I was informed that the lobster would take 20 minutes or so to fall asleep. This was total nonsense, because 90 minutes later it was still moving around. Shit. By now we’d had a fair few glasses of wine due to the stress. A little later, the lobster seemed pretty inert, so we decided this was the time. Like, I said before, the idea of this post was to do away with some misconceptions about killing seafood in boiling water. So sure I was of this, I filmed the process, so you get a rare glimpse of me in action! Unfortunately things didn’t quite go to plan, and I may have reinforced those misconceptions. Oh dear.


Next time (if there is a next time) I’ll just throw the thing straight in!
Okay, back to the cooking. The cooking time is 15 minutes simmering for the first pound and then an additional 10 minutes for every extra pound.
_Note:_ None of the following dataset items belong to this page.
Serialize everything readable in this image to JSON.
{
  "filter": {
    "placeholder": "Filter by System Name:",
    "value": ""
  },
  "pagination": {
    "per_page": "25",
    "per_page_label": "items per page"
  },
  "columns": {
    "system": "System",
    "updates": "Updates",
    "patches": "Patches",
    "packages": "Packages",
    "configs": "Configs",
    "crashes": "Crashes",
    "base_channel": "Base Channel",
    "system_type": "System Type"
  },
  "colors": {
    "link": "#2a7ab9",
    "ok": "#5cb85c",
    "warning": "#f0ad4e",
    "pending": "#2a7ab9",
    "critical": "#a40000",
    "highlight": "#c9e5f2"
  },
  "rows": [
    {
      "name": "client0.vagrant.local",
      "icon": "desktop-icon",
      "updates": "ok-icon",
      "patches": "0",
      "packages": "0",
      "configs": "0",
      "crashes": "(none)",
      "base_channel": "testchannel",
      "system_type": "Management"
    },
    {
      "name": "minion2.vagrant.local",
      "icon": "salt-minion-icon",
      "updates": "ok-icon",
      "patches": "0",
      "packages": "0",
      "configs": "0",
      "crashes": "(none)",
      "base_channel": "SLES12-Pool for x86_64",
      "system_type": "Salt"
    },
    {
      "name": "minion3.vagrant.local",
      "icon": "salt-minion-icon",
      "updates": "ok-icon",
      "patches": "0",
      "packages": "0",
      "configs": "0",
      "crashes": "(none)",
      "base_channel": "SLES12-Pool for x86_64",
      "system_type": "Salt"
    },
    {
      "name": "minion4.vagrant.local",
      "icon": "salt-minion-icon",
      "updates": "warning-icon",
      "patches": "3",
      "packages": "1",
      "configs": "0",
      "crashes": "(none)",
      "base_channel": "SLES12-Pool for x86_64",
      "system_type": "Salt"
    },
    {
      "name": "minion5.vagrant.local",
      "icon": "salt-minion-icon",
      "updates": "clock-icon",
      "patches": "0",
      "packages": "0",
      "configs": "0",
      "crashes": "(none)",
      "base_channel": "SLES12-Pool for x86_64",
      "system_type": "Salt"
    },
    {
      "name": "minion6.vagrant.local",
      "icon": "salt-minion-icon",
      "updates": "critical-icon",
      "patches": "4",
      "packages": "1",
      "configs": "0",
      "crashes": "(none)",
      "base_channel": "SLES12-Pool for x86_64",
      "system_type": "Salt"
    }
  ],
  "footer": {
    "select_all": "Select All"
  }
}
For shrimp and prawns: 3 minutes for large prawns and for small shrimps, simply let the water come up to the boil again and they’ll be done.
Serve the shellfish simply, says Griggers, with brown bread, butter and lemon wedges.
#171 How to Boil Crabs, Lobsters, Prawns and Shrimps. Well that was an event! Aside from the auto-dismemberment episode, the cooking itself went very well. I split the lobster lengthways, removed the brown meat and used it to make a butter sauce (see next entry, when I write it!), and grilled the lobster with butter briefly. Delicious. 8.5/10.